Sprint Nextel Corp. is the biggest carrier of traffic from these "virtual" cell phone companies, serving about 20 other brands with a combined 4.6 million subscribers. That doesn't include nearly 2 million customers of the company's wholly owned Boost Mobile brand.
Boost and Virgin Mobile, which is part-owned by Sprint, are the elder statesmen of this emerging market, and both focus on the younger crowd, the most popular target among these niche brands.
But is there enough of a market to support so many brands? And since a majority of cell users still complain about simple call quality and network coverage, how many would want to trust ESPN to be their phone company?
Cell subscribers recently surpassed 200 million in the United States, accounting for more than two-thirds of the nation's population, so analysts expect market growth to slow and several predict that at least some virtual brands will fail. JupiterResearch estimates that a virtual cell brand needs from 300,000 to 500,000 subscribers to be financially viable.
Some of the new brands stress lower prices and prepaid offerings for users who can't meet credit requirements. But some like ESPN, Helio and Voce are positioning their services as premium products that can command higher fees.
The cheapest plan from Mobile ESPN is $65 a month, more than twice the entry-level $30 calling plan from Sprint. And the first phone being sold by Mobile ESPN is a Sanyo handset costing $400 after an instant rebate — twice as much as an essentially identical phone available from Sprint.
Paul Martjuchin, a controller for Credit Suisse First Boston in New York City, was undaunted, saying his ESPN phone may even save him money since he doesn't need to buy as many newspapers and books for his hour-plus commute to and from Carmel, N.Y.
Having heard about ESPN's plans from a neighbor who works for the new mobile unit, Martjuchin held off for months on replacing his aged Verizon Wireless phone until the new service launched in November.
"If you saw my (old) phone you'd laugh.
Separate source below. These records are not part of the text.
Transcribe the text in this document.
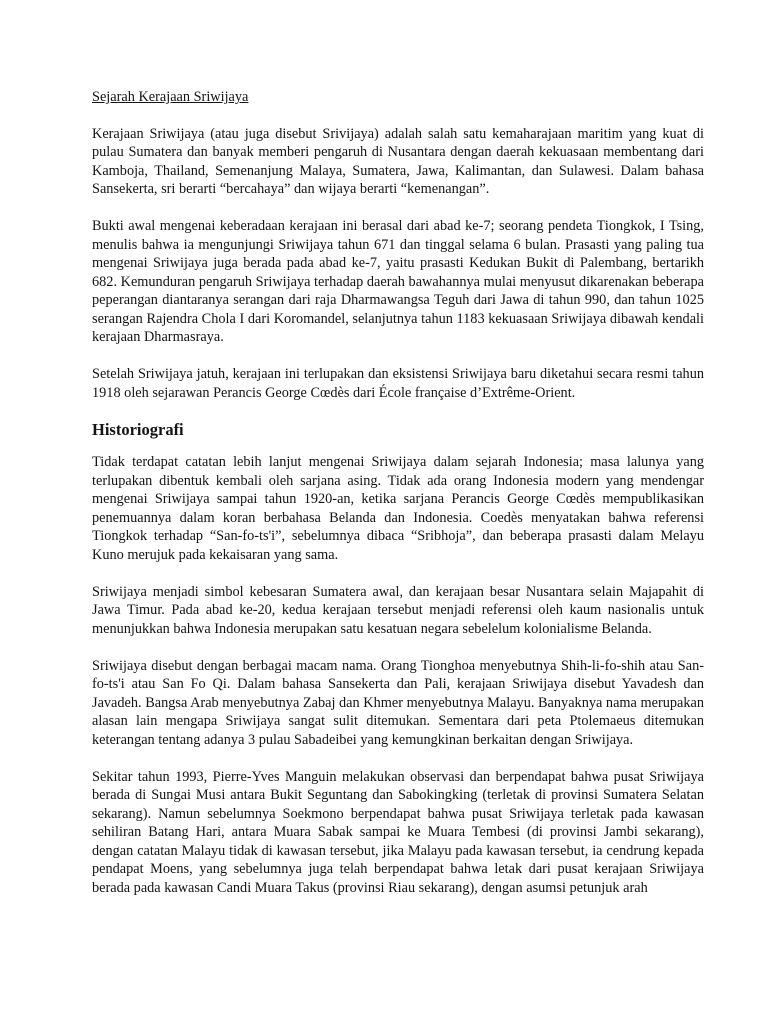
Sejarah Kerajaan Sriwijaya

Kerajaan Sriwijaya (atau juga disebut Srivijaya) adalah salah satu kemaharajaan maritim yang kuat di pulau Sumatera dan banyak memberi pengaruh di Nusantara dengan daerah kekuasaan membentang dari Kamboja, Thailand, Semenanjung Malaya, Sumatera, Jawa, Kalimantan, dan Sulawesi. Dalam bahasa Sansekerta, sri berarti “bercahaya” dan wijaya berarti “kemenangan”.

Bukti awal mengenai keberadaan kerajaan ini berasal dari abad ke-7; seorang pendeta Tiongkok, I Tsing, menulis bahwa ia mengunjungi Sriwijaya tahun 671 dan tinggal selama 6 bulan. Prasasti yang paling tua mengenai Sriwijaya juga berada pada abad ke-7, yaitu prasasti Kedukan Bukit di Palembang, bertarikh 682. Kemunduran pengaruh Sriwijaya terhadap daerah bawahannya mulai menyusut dikarenakan beberapa peperangan diantaranya serangan dari raja Dharmawangsa Teguh dari Jawa di tahun 990, dan tahun 1025 serangan Rajendra Chola I dari Koromandel, selanjutnya tahun 1183 kekuasaan Sriwijaya dibawah kendali kerajaan Dharmasraya.

Setelah Sriwijaya jatuh, kerajaan ini terlupakan dan eksistensi Sriwijaya baru diketahui secara resmi tahun 1918 oleh sejarawan Perancis George Cœdès dari École française d’Extrême-Orient.

Historiografi

Tidak terdapat catatan lebih lanjut mengenai Sriwijaya dalam sejarah Indonesia; masa lalunya yang terlupakan dibentuk kembali oleh sarjana asing. Tidak ada orang Indonesia modern yang mendengar mengenai Sriwijaya sampai tahun 1920-an, ketika sarjana Perancis George Cœdès mempublikasikan penemuannya dalam koran berbahasa Belanda dan Indonesia. Coedès menyatakan bahwa referensi Tiongkok terhadap “San-fo-ts'i”, sebelumnya dibaca “Sribhoja”, dan beberapa prasasti dalam Melayu Kuno merujuk pada kekaisaran yang sama.

Sriwijaya menjadi simbol kebesaran Sumatera awal, dan kerajaan besar Nusantara selain Majapahit di Jawa Timur. Pada abad ke-20, kedua kerajaan tersebut menjadi referensi oleh kaum nasionalis untuk menunjukkan bahwa Indonesia merupakan satu kesatuan negara sebelelum kolonialisme Belanda.

Sriwijaya disebut dengan berbagai macam nama. Orang Tionghoa menyebutnya Shih-li-fo-shih atau San-fo-ts'i atau San Fo Qi. Dalam bahasa Sansekerta dan Pali, kerajaan Sriwijaya disebut Yavadesh dan Javadeh. Bangsa Arab menyebutnya Zabaj dan Khmer menyebutnya Malayu. Banyaknya nama merupakan alasan lain mengapa Sriwijaya sangat sulit ditemukan. Sementara dari peta Ptolemaeus ditemukan keterangan tentang adanya 3 pulau Sabadeibei yang kemungkinan berkaitan dengan Sriwijaya.

Sekitar tahun 1993, Pierre-Yves Manguin melakukan observasi dan berpendapat bahwa pusat Sriwijaya berada di Sungai Musi antara Bukit Seguntang dan Sabokingking (terletak di provinsi Sumatera Selatan sekarang). Namun sebelumnya Soekmono berpendapat bahwa pusat Sriwijaya terletak pada kawasan sehiliran Batang Hari, antara Muara Sabak sampai ke Muara Tembesi (di provinsi Jambi sekarang), dengan catatan Malayu tidak di kawasan tersebut, jika Malayu pada kawasan tersebut, ia cendrung kepada pendapat Moens, yang sebelumnya juga telah berpendapat bahwa letak dari pusat kerajaan Sriwijaya berada pada kawasan Candi Muara Takus (provinsi Riau sekarang), dengan asumsi petunjuk arah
It was three years old and literally falling apart," said Martjuchin. "I desperately needed a phone at the time, but I'm a huge sports fan."
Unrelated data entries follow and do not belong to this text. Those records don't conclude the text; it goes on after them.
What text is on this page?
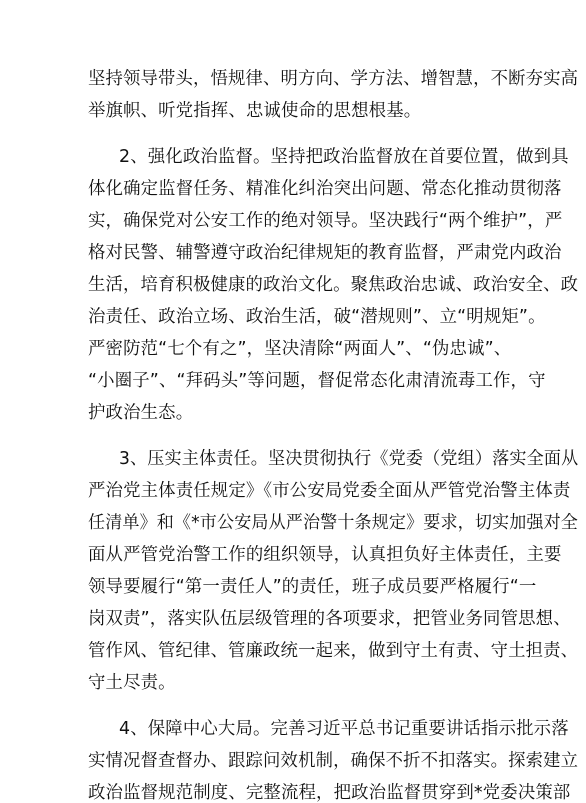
坚持领导带头，悟规律、明方向、学方法、增智慧，不断夯实高
举旗帜、听党指挥、忠诚使命的思想根基。
2、强化政治监督。坚持把政治监督放在首要位置，做到具
体化确定监督任务、精准化纠治突出问题、常态化推动贯彻落
实，确保党对公安工作的绝对领导。坚决践行“两个维护”，严
格对民警、辅警遵守政治纪律规矩的教育监督，严肃党内政治
生活，培育积极健康的政治文化。聚焦政治忠诚、政治安全、政
治责任、政治立场、政治生活，破“潜规则”、立“明规矩”。
严密防范“七个有之”，坚决清除“两面人”、“伪忠诚”、
“小圈子”、“拜码头”等问题，督促常态化肃清流毒工作，守
护政治生态。
3、压实主体责任。坚决贯彻执行《党委（党组）落实全面从
严治党主体责任规定》《市公安局党委全面从严管党治警主体责
任清单》和《*市公安局从严治警十条规定》要求，切实加强对全
面从严管党治警工作的组织领导，认真担负好主体责任，主要
领导要履行“第一责任人”的责任，班子成员要严格履行“一
岗双责”，落实队伍层级管理的各项要求，把管业务同管思想、
管作风、管纪律、管廉政统一起来，做到守土有责、守土担责、
守土尽责。
4、保障中心大局。完善习近平总书记重要讲话指示批示落
实情况督查督办、跟踪问效机制，确保不折不扣落实。探索建立
政治监督规范制度、完整流程，把政治监督贯穿到*党委决策部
The higher cost also didn't stop Grauer, but he wonders whether some of his friends would be willing to pay so much even though they were intrigued by the service.
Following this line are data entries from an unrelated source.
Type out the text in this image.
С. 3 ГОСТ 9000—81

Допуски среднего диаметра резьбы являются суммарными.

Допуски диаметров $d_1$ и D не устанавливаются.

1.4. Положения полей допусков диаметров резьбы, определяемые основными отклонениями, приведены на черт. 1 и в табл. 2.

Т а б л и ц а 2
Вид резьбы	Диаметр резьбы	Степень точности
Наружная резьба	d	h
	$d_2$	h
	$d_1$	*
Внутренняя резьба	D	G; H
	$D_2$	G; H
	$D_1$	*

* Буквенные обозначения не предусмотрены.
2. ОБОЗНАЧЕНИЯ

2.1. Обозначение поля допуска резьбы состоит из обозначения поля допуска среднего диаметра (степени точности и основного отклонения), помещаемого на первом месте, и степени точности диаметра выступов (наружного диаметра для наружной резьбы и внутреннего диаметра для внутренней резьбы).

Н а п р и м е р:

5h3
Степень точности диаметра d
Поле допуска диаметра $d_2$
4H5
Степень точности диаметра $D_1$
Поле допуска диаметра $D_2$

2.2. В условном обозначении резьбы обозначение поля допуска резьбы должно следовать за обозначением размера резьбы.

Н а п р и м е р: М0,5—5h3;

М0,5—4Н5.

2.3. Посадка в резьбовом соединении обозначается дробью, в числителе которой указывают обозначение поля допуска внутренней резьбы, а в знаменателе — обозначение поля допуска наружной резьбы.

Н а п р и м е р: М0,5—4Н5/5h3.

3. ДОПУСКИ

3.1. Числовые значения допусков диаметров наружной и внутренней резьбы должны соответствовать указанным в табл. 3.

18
"I didn't mention (the phone's price) to them because I was a little bit embarrassed that I paid that much. I know they would have ribbed me about it," said Grauer, a retired mortgage banker who lives in Cheektowaga, N.Y., just outside Buffalo. "The price of the phone is steep, and I don't know why ESPN would set it that high. You really have to be a sports nut, which I'll admit I am. But if I wasn't, that price would drive me away."